Comment 5 Rich Felker 2016-09-21 05:23:06 UTC

Of course, fancy memcpy in general is only a win beyond a certain size. For DMA I did not mean I want to use DMA for any size beyond gcc's proposed function-call threshold. Rather, the vdso-provided function would choose what to do appropriately for the hardware. But on J2 (nommu, no special kernel mode) I suspect DMA could be a win at sizes as low as 256 bytes, with spin-to-completion and a lock shared between user (vdso) and kernel rather than using a syscall (not sure this is justified, though). Using a syscall with sleep-during-dma would have a significantly larger threshold before it's worthwhile.

Regarding how I measured kernel performance increase, I was just looking at boot timing with printk timestamps enabled. The main time consumer is unpacking initramfs.

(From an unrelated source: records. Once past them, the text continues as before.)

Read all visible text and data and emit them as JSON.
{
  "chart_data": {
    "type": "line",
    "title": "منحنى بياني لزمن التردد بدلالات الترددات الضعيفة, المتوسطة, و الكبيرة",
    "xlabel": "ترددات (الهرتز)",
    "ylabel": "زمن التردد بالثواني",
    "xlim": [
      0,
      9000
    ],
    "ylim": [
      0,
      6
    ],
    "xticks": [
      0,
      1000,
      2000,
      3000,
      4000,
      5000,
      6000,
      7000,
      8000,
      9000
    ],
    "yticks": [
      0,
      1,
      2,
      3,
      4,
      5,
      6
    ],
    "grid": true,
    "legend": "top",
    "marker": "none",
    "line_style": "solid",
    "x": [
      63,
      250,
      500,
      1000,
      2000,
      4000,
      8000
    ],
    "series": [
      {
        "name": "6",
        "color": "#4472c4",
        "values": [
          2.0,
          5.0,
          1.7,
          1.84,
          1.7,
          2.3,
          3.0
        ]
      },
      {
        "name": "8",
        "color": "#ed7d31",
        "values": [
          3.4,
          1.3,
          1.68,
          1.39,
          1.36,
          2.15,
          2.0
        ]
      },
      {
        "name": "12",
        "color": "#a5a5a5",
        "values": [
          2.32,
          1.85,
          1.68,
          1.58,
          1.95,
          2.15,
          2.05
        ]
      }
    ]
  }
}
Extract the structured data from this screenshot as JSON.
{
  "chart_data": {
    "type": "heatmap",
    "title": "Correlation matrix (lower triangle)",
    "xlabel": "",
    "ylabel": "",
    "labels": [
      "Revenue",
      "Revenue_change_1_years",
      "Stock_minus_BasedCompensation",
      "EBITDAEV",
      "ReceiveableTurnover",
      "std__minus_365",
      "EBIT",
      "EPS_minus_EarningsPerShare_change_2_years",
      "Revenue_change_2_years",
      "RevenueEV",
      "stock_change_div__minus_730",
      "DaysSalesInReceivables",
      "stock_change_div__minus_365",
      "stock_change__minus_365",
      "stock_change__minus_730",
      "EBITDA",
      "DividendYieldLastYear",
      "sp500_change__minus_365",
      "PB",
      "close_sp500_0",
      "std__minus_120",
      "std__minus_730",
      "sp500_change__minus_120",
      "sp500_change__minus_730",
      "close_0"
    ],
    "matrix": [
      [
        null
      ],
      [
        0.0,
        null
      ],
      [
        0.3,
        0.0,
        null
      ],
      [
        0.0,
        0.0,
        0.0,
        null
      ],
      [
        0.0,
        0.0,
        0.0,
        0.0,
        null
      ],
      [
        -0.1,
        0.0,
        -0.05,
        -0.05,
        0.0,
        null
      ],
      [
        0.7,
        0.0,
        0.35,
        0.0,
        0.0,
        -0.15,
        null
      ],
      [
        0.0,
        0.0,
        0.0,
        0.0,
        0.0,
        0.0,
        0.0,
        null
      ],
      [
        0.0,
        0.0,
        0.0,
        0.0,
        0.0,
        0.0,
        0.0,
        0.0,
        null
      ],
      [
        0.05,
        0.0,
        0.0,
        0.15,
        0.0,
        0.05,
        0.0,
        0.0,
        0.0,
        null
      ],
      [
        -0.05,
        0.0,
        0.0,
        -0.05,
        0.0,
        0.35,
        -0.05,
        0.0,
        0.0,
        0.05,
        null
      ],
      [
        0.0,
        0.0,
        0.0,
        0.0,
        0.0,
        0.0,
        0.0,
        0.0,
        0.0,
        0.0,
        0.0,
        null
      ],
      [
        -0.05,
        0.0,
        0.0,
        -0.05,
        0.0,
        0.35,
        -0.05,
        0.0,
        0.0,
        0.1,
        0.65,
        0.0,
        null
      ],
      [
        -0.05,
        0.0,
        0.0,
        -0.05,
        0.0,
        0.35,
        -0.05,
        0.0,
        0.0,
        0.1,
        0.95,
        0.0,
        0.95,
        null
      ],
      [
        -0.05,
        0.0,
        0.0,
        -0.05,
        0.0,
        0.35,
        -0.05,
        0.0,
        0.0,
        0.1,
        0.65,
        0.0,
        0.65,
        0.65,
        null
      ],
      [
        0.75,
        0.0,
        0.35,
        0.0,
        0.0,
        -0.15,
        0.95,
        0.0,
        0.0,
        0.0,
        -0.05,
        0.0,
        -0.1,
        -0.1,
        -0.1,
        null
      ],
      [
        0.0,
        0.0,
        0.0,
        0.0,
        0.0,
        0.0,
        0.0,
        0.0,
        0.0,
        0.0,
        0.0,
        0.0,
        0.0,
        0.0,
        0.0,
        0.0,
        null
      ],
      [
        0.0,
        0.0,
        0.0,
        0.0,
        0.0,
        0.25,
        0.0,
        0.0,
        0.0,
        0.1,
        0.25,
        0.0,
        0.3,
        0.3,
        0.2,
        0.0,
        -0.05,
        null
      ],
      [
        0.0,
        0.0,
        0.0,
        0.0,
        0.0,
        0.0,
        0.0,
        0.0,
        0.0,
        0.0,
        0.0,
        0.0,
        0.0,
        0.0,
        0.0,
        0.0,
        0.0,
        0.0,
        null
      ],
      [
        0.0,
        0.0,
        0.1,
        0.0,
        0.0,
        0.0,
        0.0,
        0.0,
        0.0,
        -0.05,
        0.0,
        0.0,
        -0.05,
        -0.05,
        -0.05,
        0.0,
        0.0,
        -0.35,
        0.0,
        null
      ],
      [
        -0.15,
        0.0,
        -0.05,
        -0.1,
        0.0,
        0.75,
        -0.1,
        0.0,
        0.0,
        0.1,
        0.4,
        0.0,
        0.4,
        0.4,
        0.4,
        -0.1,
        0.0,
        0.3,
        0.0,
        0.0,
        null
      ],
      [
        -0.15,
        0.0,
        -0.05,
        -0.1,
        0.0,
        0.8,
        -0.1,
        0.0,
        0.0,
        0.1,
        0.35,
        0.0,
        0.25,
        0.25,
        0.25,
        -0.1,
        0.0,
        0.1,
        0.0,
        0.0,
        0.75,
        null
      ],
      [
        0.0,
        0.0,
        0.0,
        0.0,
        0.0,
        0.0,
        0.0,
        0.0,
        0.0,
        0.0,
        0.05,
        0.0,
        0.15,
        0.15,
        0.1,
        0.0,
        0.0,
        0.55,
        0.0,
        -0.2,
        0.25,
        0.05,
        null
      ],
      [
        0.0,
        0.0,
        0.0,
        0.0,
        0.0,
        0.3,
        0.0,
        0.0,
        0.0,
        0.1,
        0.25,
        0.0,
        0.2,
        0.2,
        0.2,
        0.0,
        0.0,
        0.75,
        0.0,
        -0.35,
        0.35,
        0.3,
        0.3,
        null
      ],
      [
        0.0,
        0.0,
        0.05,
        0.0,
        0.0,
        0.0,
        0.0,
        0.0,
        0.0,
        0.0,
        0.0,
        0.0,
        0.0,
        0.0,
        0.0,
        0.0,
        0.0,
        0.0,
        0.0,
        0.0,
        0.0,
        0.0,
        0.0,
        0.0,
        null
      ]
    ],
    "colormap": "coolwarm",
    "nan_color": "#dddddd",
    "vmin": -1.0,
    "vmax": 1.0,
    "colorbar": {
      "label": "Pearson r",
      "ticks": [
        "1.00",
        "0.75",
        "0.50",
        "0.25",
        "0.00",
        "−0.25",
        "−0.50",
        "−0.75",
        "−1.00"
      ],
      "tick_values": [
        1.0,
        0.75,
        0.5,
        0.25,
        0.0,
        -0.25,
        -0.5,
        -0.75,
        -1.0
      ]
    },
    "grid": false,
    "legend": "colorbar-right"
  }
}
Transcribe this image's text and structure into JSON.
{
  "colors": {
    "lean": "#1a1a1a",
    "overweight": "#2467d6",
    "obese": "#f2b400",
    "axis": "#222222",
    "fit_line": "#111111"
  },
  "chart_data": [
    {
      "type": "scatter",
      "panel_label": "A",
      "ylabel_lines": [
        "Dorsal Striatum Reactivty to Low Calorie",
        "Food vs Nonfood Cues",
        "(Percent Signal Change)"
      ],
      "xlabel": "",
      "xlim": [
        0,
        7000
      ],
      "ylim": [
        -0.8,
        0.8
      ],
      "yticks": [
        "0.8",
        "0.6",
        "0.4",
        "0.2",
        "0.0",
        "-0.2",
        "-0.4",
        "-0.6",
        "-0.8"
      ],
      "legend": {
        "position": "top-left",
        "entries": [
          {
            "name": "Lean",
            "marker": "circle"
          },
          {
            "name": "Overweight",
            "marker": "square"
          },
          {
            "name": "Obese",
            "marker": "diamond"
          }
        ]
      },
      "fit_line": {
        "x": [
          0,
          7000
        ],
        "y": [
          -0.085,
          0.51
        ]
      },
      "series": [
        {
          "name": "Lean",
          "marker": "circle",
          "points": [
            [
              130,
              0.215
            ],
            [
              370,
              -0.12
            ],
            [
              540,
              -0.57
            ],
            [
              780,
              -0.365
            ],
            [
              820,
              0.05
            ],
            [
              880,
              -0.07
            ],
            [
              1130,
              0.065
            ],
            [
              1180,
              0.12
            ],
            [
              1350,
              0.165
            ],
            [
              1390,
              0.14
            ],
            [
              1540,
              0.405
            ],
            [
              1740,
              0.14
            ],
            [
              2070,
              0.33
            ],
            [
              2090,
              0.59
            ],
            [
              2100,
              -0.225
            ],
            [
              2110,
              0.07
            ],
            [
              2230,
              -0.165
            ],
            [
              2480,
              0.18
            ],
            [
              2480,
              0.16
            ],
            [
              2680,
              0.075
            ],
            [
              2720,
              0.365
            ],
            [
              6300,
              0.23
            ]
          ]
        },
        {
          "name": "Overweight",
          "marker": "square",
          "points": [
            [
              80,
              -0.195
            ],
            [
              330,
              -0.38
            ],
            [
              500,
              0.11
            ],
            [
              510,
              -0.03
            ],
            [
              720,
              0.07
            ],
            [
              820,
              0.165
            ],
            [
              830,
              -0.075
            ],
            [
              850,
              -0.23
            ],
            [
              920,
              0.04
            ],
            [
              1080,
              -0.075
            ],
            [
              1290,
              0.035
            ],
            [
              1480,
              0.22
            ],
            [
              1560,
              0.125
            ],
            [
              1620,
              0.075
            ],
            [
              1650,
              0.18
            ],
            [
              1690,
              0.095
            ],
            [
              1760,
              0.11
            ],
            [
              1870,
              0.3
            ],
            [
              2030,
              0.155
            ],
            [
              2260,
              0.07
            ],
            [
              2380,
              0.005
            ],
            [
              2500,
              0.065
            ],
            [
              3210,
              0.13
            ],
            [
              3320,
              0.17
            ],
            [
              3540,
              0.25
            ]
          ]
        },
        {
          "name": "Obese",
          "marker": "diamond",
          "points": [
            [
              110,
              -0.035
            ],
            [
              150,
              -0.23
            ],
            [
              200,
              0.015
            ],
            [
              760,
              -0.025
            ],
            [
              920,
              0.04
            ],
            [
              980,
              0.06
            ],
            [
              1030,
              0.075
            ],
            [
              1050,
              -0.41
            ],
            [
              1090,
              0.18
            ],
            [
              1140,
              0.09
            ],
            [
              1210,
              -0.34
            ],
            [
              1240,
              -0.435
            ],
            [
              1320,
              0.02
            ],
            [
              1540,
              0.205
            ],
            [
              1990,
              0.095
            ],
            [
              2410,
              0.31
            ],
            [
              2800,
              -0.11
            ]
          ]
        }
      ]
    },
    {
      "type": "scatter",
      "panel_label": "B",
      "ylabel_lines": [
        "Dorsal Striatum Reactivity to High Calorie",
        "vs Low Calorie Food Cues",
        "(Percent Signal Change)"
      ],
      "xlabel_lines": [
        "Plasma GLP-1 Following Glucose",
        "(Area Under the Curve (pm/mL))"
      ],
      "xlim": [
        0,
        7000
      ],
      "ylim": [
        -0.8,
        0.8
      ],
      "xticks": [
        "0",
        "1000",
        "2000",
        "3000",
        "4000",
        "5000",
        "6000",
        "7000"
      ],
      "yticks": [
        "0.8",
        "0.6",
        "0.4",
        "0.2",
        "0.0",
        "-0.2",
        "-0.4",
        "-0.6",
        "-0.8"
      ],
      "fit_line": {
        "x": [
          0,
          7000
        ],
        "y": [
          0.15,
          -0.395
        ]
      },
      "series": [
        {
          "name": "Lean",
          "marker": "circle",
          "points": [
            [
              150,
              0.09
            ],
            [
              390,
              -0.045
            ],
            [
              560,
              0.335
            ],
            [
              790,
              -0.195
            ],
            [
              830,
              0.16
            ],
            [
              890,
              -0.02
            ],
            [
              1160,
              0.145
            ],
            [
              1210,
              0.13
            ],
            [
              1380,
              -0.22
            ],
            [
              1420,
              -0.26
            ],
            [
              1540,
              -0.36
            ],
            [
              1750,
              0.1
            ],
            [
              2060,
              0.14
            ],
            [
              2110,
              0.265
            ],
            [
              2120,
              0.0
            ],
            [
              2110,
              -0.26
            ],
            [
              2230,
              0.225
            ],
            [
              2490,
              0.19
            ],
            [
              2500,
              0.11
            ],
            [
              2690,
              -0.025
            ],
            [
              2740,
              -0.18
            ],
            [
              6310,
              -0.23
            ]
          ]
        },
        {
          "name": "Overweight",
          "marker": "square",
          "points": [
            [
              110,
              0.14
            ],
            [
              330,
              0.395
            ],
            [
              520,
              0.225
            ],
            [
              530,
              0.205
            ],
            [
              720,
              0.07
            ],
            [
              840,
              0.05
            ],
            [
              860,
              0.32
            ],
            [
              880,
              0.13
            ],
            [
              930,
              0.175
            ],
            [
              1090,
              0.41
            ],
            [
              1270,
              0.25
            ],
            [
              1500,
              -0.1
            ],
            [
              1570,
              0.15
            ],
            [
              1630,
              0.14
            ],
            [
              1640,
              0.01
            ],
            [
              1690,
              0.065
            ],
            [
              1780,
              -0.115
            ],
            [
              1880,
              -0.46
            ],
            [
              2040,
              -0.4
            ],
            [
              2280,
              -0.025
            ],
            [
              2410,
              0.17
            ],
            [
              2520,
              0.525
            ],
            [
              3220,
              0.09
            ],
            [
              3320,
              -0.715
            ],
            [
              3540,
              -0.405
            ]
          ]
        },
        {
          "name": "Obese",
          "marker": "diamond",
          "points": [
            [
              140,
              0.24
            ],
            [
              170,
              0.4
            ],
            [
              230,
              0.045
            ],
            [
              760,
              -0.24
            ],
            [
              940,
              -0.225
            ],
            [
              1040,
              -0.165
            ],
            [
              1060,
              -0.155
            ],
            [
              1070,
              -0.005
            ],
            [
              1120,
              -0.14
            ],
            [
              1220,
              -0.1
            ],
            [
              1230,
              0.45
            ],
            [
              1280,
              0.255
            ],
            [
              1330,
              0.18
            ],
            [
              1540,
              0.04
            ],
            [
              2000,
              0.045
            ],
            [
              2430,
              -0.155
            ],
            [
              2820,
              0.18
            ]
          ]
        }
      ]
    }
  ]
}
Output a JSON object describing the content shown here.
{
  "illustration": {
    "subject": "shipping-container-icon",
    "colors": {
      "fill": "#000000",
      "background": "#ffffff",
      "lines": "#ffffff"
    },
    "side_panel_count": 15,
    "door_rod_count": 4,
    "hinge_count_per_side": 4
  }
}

Comment 6 Oleg Endo 2016-09-21 05:58:30 UTC

(In reply to Rich Felker from comment #5)
> Of course, fancy memcpy in general is only a win beyond a certain size. For
> DMA I did not mean I want to use DMA for any size beyond gcc's proposed
> function-call threshold. Rather, the vdso-provided function would choose
> what to do appropriately for the hardware. But on J2 (nommu, no special
> kernel mode) I suspect DMA could be a win at sizes as low as 256 bytes, with
> spin-to-completion and a lock shared between user (vdso) and kernel rather
> than using a syscall (not sure this is justified, though). Using a syscall
> with sleep-during-dma would have a significantly larger threshold before
> it's worthwhile.

I see.  Anyway, I agree that something like attachment 39642 [details] is useful.

> Regarding how I measured kernel performance increase, I was just looking at
> boot timing with printk timestamps enabled. The main time consumer is
> unpacking initramfs.

Ah right, that sounds like copying memory around.  Do you happen to have any other runtime measurements?